I asked him when in the world we'd ever be able to refinance at or below that rate? He had nothing to say to that.

[–] JordanZ@lemmy.world 4 points 9 hours ago* (last edited 9 hours ago) (1 children)

Just FYI there are stipulations to removing PMI from a mortgage but refinancing usually isn’t one of them. Each situation is unique though. FHA and VA loans are different, etc.

[–] LilB0kChoy@midwest.social 2 points 9 hours ago* (last edited 6 hours ago)

You are incorrect.

As the house value increases with the market you can refinance to a new lender with greater equity eliminating the need for PMI.

You can wait for PMI to cancel automatically, request early cancellation, get a reappraisal or refinance the mortgage to get rid of it.

[–] BeMoreCareful@lemmy.world 14 points 12 hours ago

Not on top of the wild overvaluation.

[–] Zerlyna@lemmy.world 12 points 12 hours ago* (last edited 12 hours ago)
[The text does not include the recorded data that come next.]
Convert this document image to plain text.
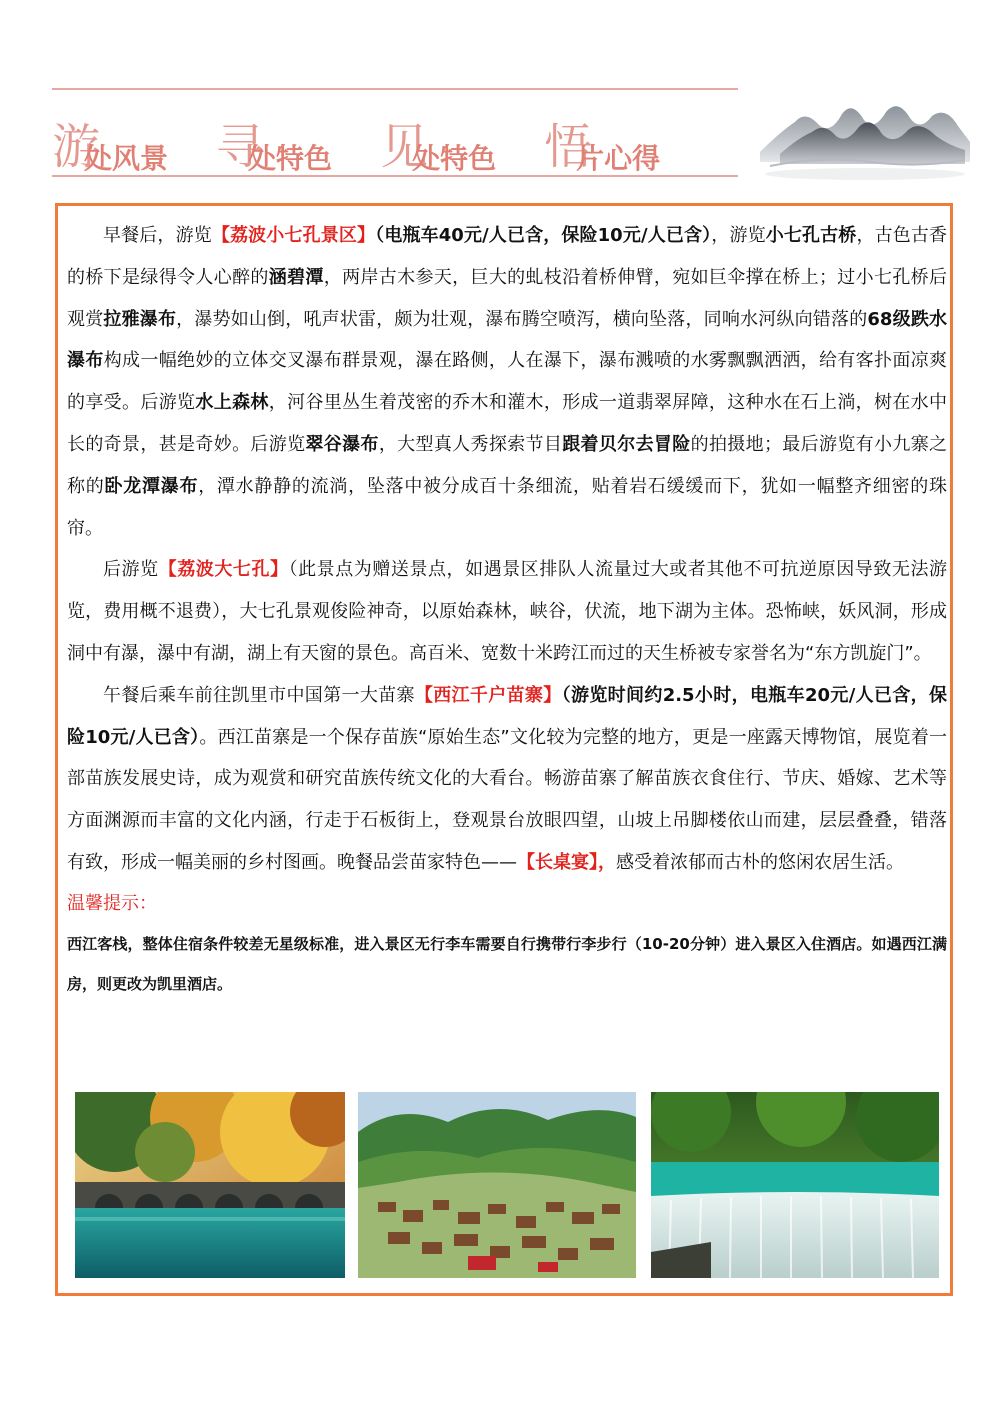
游处风景 寻处特色 见处特色 悟片心得

早餐后，游览【荔波小七孔景区】（电瓶车40元/人已含，保险10元/人已含），游览小七孔古桥，古色古香的桥下是绿得令人心醉的涵碧潭，两岸古木参天，巨大的虬枝沿着桥伸臂，宛如巨伞撑在桥上；过小七孔桥后观赏拉雅瀑布，瀑势如山倒，吼声状雷，颇为壮观，瀑布腾空喷泻，横向坠落，同响水河纵向错落的68级跌水瀑布构成一幅绝妙的立体交叉瀑布群景观，瀑在路侧，人在瀑下，瀑布溅喷的水雾飘飘洒洒，给有客扑面凉爽的享受。后游览水上森林，河谷里丛生着茂密的乔木和灌木，形成一道翡翠屏障，这种水在石上淌，树在水中长的奇景，甚是奇妙。后游览翠谷瀑布，大型真人秀探索节目跟着贝尔去冒险的拍摄地；最后游览有小九寨之称的卧龙潭瀑布，潭水静静的流淌，坠落中被分成百十条细流，贴着岩石缓缓而下，犹如一幅整齐细密的珠帘。

后游览【荔波大七孔】（此景点为赠送景点，如遇景区排队人流量过大或者其他不可抗逆原因导致无法游览，费用概不退费），大七孔景观俊险神奇，以原始森林，峡谷，伏流，地下湖为主体。恐怖峡，妖风洞，形成洞中有瀑，瀑中有湖，湖上有天窗的景色。高百米、宽数十米跨江而过的天生桥被专家誉名为“东方凯旋门”。

午餐后乘车前往凯里市中国第一大苗寨【西江千户苗寨】（游览时间约2.5小时，电瓶车20元/人已含，保险10元/人已含）。西江苗寨是一个保存苗族“原始生态”文化较为完整的地方，更是一座露天博物馆，展览着一部苗族发展史诗，成为观赏和研究苗族传统文化的大看台。畅游苗寨了解苗族衣食住行、节庆、婚嫁、艺术等方面渊源而丰富的文化内涵，行走于石板街上，登观景台放眼四望，山坡上吊脚楼依山而建，层层叠叠，错落有致，形成一幅美丽的乡村图画。晚餐品尝苗家特色——【长桌宴】，感受着浓郁而古朴的悠闲农居生活。

温馨提示：

西江客栈，整体住宿条件较差无星级标准，进入景区无行李车需要自行携带行李步行（10-20分钟）进入景区入住酒店。如遇西江满房，则更改为凯里酒店。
I had two houses at that interest rate in the 2000’s. The wage to house price was still reasonable then. Made $40k, paid $88k for a 3/2 in middle class suburban Tampa. I’m making 30% more now but houses are 400% more.

[–] tal@lemmy.today 10 points 12 hours ago (1 children)
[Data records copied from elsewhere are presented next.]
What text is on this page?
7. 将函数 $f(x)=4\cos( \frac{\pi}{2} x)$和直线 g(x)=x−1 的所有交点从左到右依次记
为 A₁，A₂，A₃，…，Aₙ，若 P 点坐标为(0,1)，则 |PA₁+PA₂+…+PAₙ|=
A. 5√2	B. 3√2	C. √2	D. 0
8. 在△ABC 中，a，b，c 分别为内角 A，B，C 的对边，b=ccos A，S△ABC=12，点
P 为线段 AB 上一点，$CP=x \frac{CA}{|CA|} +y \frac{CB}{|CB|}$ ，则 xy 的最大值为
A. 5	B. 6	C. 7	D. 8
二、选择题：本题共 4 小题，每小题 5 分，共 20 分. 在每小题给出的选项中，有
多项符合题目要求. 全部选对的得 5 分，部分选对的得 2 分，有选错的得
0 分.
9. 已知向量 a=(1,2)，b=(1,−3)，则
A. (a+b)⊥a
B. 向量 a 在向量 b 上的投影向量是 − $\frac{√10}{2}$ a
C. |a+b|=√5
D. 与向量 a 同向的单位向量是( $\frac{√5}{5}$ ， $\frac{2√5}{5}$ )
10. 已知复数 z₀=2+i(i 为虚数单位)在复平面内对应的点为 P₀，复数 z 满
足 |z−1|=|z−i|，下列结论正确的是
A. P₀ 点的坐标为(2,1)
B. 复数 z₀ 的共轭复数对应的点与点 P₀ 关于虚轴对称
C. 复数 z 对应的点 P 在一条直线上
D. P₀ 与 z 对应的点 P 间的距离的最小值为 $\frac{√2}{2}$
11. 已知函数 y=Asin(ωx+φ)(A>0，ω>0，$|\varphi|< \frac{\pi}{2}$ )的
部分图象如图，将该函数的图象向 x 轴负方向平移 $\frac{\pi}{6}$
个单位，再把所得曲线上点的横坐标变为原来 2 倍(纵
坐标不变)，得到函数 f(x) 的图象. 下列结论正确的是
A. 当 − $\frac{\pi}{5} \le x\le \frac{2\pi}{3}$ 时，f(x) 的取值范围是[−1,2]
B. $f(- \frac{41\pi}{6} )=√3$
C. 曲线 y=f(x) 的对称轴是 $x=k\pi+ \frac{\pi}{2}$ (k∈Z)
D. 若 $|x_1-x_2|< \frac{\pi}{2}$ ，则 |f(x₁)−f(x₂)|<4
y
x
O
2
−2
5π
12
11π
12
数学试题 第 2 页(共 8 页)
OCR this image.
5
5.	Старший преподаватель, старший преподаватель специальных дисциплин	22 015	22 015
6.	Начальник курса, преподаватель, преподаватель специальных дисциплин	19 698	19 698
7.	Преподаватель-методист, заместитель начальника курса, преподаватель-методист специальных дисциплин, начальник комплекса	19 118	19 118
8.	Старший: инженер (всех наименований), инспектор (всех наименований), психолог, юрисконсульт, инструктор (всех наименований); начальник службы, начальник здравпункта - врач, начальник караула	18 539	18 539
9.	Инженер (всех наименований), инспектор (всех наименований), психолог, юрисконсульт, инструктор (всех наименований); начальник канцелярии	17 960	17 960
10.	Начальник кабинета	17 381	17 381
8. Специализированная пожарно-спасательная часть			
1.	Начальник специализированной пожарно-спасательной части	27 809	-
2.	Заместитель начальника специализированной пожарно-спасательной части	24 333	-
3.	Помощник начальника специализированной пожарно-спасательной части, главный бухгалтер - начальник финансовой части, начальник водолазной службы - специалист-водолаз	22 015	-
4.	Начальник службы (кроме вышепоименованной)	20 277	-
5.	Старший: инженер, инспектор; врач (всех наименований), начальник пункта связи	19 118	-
While true, I would point out that the low mortgage rates that increased housing prices


low mortgage rates permit people to borrow more and tends to drive up prices


in the decade-and-a-half before 2022 was unusual for the US. Prior to about 2008, interest rates were at or higher than they are today.

Here's a graph of the 30-year fixed-rate mortgage rate:

https://fred.stlouisfed.org/series/MORTGAGE30US

Here's the Case-Shiller Home Price Index. This measures same-home prices


that it, it attempts to factor out changes in types of home being built, so new homes being larger won't drive it up.

https://fred.stlouisfed.org/series/CSUSHPISA

It's not adjusted for inflation, though.

Here's an inflation-adjusted graph:

https://www.longtermtrends.net/home-price-vs-inflation/

Between about 2011 and 2022, the real price of a given house rose rapidly in a low mortgage rate environment. In 2022, mortgage rates returned to something that's more historically-normal.

I expect that to sell a house in this environment, a homeowner will probably have to cut what they're asking.

[–] jeffw@lemmy.world 1 points 7 hours ago

Now combine them both and do average monthly payment.

Even with higher prices, lower interest rates mean lower monthly costs

[–] Elextra@literature.cafe 26 points 13 hours ago
[–] adespoton@lemmy.ca 17 points 13 hours ago

Because of the increasing gap between wages and property values?

[–] Zorsith@lemmy.blahaj.zone 15 points 12 hours ago* (last edited 12 hours ago)

Because home ownership is increasingly becoming a trap? Gee, lemme save up a high 5 digit sum of money over the course of a decade so i can afford to BUY IN to a ridiculous sum of debt that, even if its paid off eventually, will be taken away to cover medical debt in old age! All to prop up infinite growth in property values to prop up a stock market.